ΔH = H_final - H_initial

The initial enthalpy represents the enthalpy of the reactants, whereas the final enthalpy represents the enthalpy of the products. Thus, the enthalpy change of a reaction can be described by the following equation:

ΔH_rxn = H_products - H_reactants

When the enthalpy of the products is greater than the enthalpy of the reactants, ΔH is positive, indicating that the reaction absorbs heat and is endothermic. When the enthalpy of the reactants is greater than the enthalpy of the products, ΔH is negative, and the reaction releases heat and is exothermic. If the ΔH values are known for a reaction, the reverse reaction is the negative value of that ΔH. An exothermic forward reaction would become an endothermic reverse reaction, for example.

Some reactions occur in multiple steps, and each have their own enthalpy of reaction. According to Hess’s Law, we can determine the overall enthalpy of reaction by adding the enthalpy of reaction for each step.

For example, the formation of magnesium oxide from solid magnesium and oxygen gas can be divided into three individual reactions.

Mg_(s) + ½O_2(g) → MgO_(s) ΔH_rxn

Mg_(s) + 2H⁺_(aq) → Mg²⁺_(aq) + H_2(g) ΔH_rxn1

Mg²⁺_(aq) + H₂O_(l) → MgO_(s) + 2H⁺_(aq) ΔH_rxn2

½O_2(g) + H_2(g) → H₂O_(l) ΔH_rxn3

According to Hess’s law, the enthalpy of reaction for the overall reaction (ΔH_rxn) is equal to the sum of the individual enthalpies of reactions of each step.

ΔH_rxn = ΔH_{rxn1 +} ΔH_{rxn2 +} ΔH_rxn3

Calorimeter

A calorimeter is a device that measures the heat released or absorbed by a physical process or chemical reaction. A constant-pressure calorimeter consists of an insulated reaction chamber that is isolated from the surroundings. This minimizes the impact of any heat or work lost to the ambient environment. The calorimeter has a stirrer to mix the solution and a thermometer to measure temperature changes.

To measure heat using a calorimeter, reactants are placed inside of the reaction chamber and mixed. As the reaction occurs, the temperature changes are recorded as ΔT. Since the calorimeter is insulated and isolated from the surroundings, any temperature change is due to heat gained or lost during the chemical reaction.

The calorimeter can be used to determine the enthalpy of a reaction by determining the thermodynamic value of heat, Q, using the change in temperature. When Q is positive, heat is absorbed by the system, whereas a negative Q indicates heat released by the system.

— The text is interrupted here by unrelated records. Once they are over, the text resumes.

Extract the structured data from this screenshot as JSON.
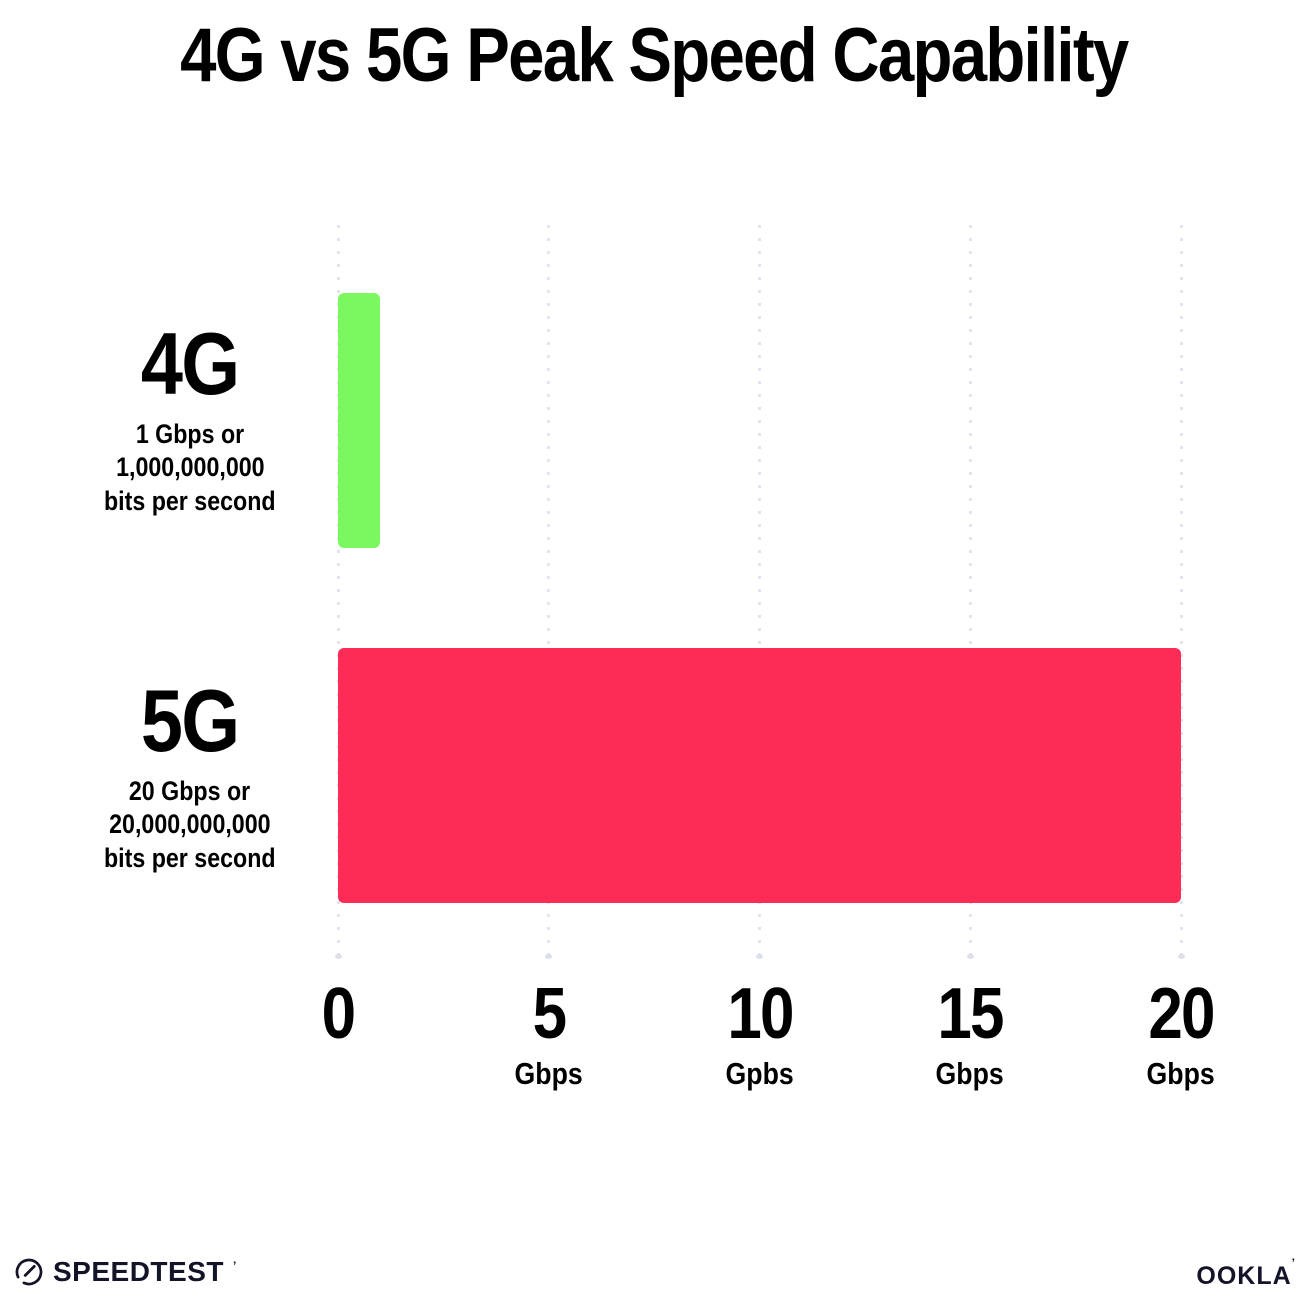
{
  "title": "4G vs 5G Peak Speed Capability",
  "chart_data": {
    "type": "bar",
    "orientation": "horizontal",
    "title": "4G vs 5G Peak Speed Capability",
    "categories": [
      "4G",
      "5G"
    ],
    "values": [
      1,
      20
    ],
    "unit": "Gbps",
    "xlim": [
      0,
      20
    ],
    "x_tick_step": 5,
    "grid": "vertical dotted gridlines at each tick",
    "legend": "none",
    "bar_colors": [
      "#7BF860",
      "#FC2C57"
    ],
    "rows": [
      {
        "name": "4G",
        "value_gbps": 1,
        "desc_lines": [
          "1 Gbps or",
          "1,000,000,000",
          "bits per second"
        ]
      },
      {
        "name": "5G",
        "value_gbps": 20,
        "desc_lines": [
          "20 Gbps or",
          "20,000,000,000",
          "bits per second"
        ]
      }
    ],
    "x_ticks": [
      {
        "value": "0",
        "unit": ""
      },
      {
        "value": "5",
        "unit": "Gbps"
      },
      {
        "value": "10",
        "unit": "Gpbs"
      },
      {
        "value": "15",
        "unit": "Gbps"
      },
      {
        "value": "20",
        "unit": "Gbps"
      }
    ]
  },
  "footer": {
    "speedtest_wordmark": "SPEEDTEST",
    "speedtest_trademark": "’",
    "ookla_wordmark": "OOKLA",
    "ookla_trademark": "’"
  },
  "colors": {
    "background": "#FFFFFF",
    "bar_4g": "#7BF860",
    "bar_5g": "#FC2C57",
    "gridline_dots": "#E1E3EF",
    "text": "#000000",
    "logo": "#141429"
  }
}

Heat is related to the change in temperature during a reaction, ΔT, by the mass of the substance, m, and its specific heat capacity, c_s. The specific heat capacity represents the amount of energy needed, in the form of heat, to raise the temperature of one unit of mass of a pure substance by one unit and is written in units of J/kg·K.

Q = mc_sΔT

The subscript p indicates that the reaction is performed under constant pressure.

Q = mc_pΔT

Since each component of the reaction and calorimeter absorbs or loses heat, all components must be taken into account when calculating the thermodynamic heat of the reaction, Q_rxn. Therefore, the total heat of the reaction is equal to the heat gained or lost by the solution plus the heat gained or lost by the calorimeter.

Q_rxn = - (Q_soln + Q_calorimeter)

Q_rxn = - (m_solnc_solnΔT + C_calorimeterΔT)

The thermodynamic heat of the reaction, Q_rxn, measured in the calorimeter is equal to the heat of the reaction, ΔH_rxn.

References

1. Kotz, J.C., Treichel Jr, P.M., Townsend, J.R. (2012). Chemistry and Chemical Reactivity. Belmont, CA: Brooks/Cole, Cengage Learning.
2. Silderberg, M.S. (2009). Chemistry: The Molecular Nature of Matter and Change. Boston, MA: McGraw Hill.